As the sun went down, we realized that no one was feeding these children, whose family was consumed by loss. We invited them to eat our leftover Boston Market takeout; it wasn't much, but it was all we could offer.  We did explain that the hospital delivered family meals at the end of the hallway, but I think they felt awkward searching them out.  They made a feast of our leftovers and thanked us profusely.  

As the long, dark night settled around us, and our husbands had gone away to quietly pick up the pieces behind the scenes, in the way that they do, my sister and I sat on the floor working on a puzzle.  The children crept closer and closer to us until they were helping us build the border.  "We're sorry about our brother," the girl told us.  "There's something wrong with his brain.  He's pretty normal, but he has a lot of energy.  He runs around a lot.  He used to get in a lot of trouble in school, but now he takes medicine for it."  In their rush to get to the hospital, their grandmother forgot his medicine, and now there is no one to go get it.  We reassured her that we understood.  My sister and I, both teachers of children with learning differences, blessed with AD/HD ourselves, also struggle to parent boys with AD/HD.  It can be very hard, we commiserated.  

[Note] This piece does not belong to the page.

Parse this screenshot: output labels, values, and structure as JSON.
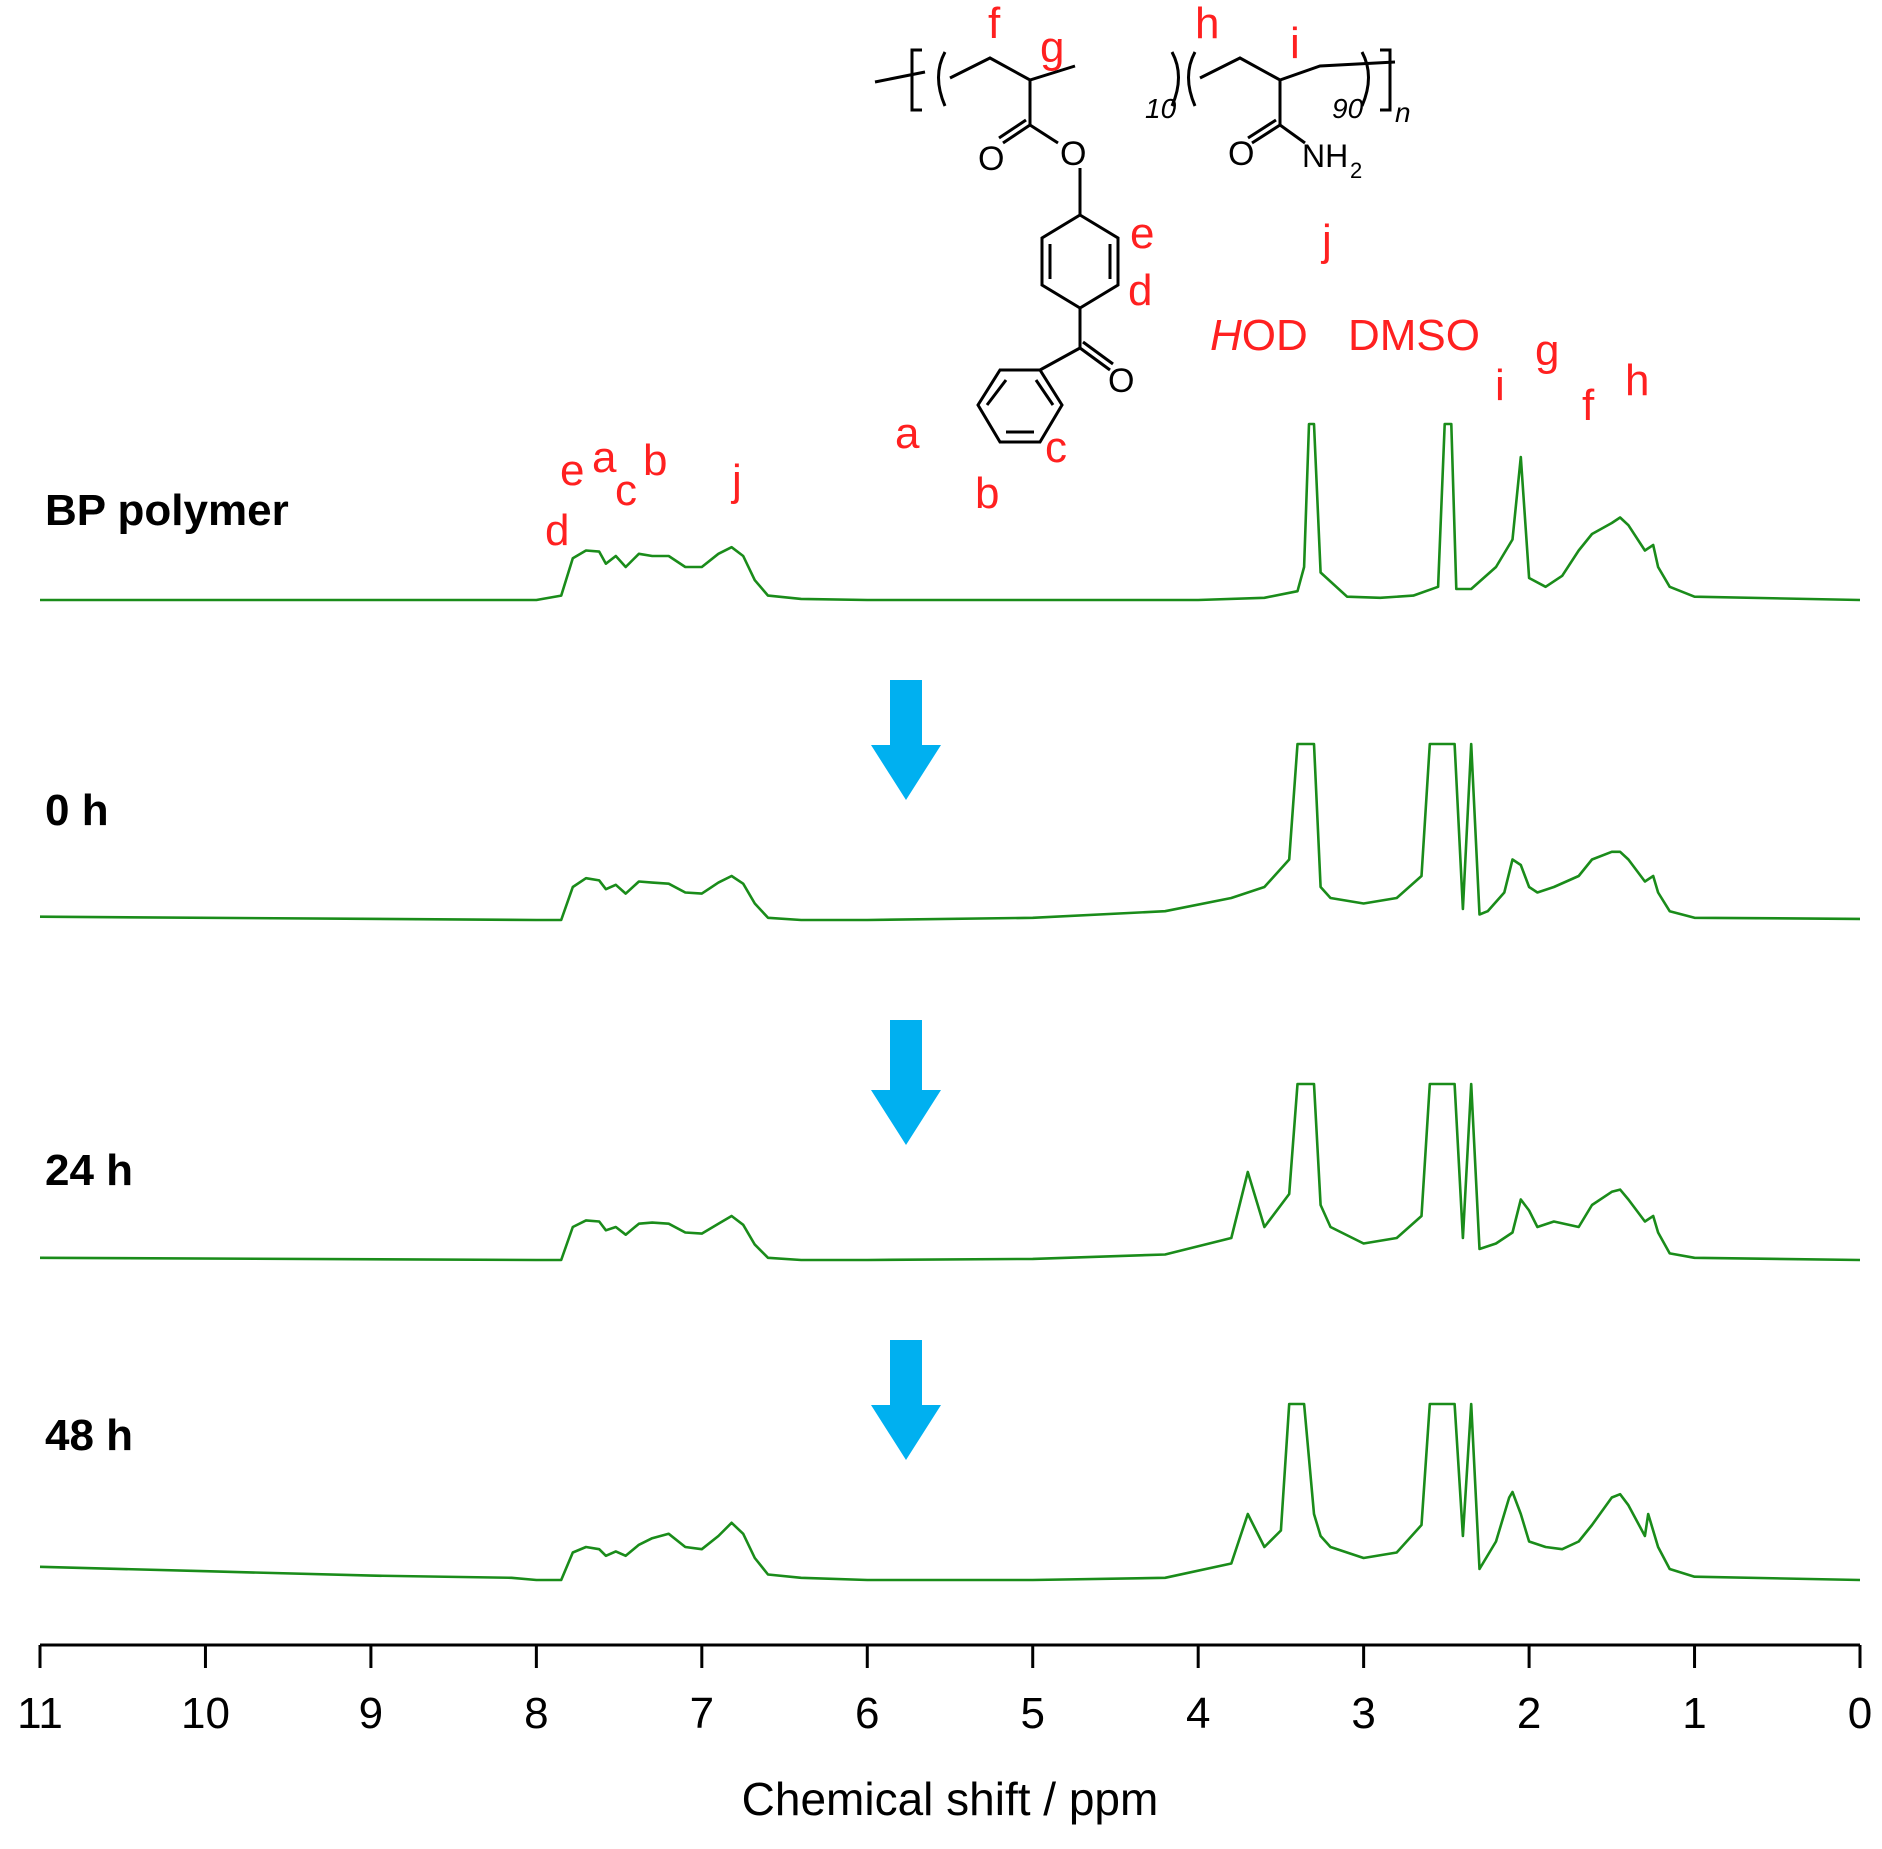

Their life unfolded before us as we continued the slow and tedious process of putting the pieces back together.  Their mother, like ours, had been sick, and although they had thought she was getting better, she really wasn't.  Their grandmother was taking care of them, but it was a lot for her to handle, especially with the youngest one being so difficult, and with her trying to take care of them too.  They had an older brother too, and they were waiting for him to come on the bus from New Orleans (Baltimore?  Washington?) to take care of them, but they were all mostly worried he wouldn't get there in time, you know..And while the words to describe their mother's dying still hung in the air (no one can say the D word in a place so comfortably dedicated to waiting for it), she told us that they all have different fathers.  They would probably not be able to stay together...you know, After...her older brother, the 17 year old, had no idea what he would do after he graduated.  He was smart, you know, and could probably go to college, but there was no money and no one to help him.  The oldest brother couldn't take them, and their grandmother was just too old.  They just didn't know.


Eventually that night we all drifted apart, as the older brother became bored and faded into the glow of the television.  The little one crashed in a heap somewhere in that way that little boys with AD/HD go from zero to sixty and then back again.  And somewhere, a 14 year old girl rehearsed what would become her new role of trying to pin together the fabric of her family.  My sister and I shook our heads in wonder that fate might have brought us here, in this exact place and time, to be here for these lost children.  We all sat in the blue light of the dark room, waiting for the After.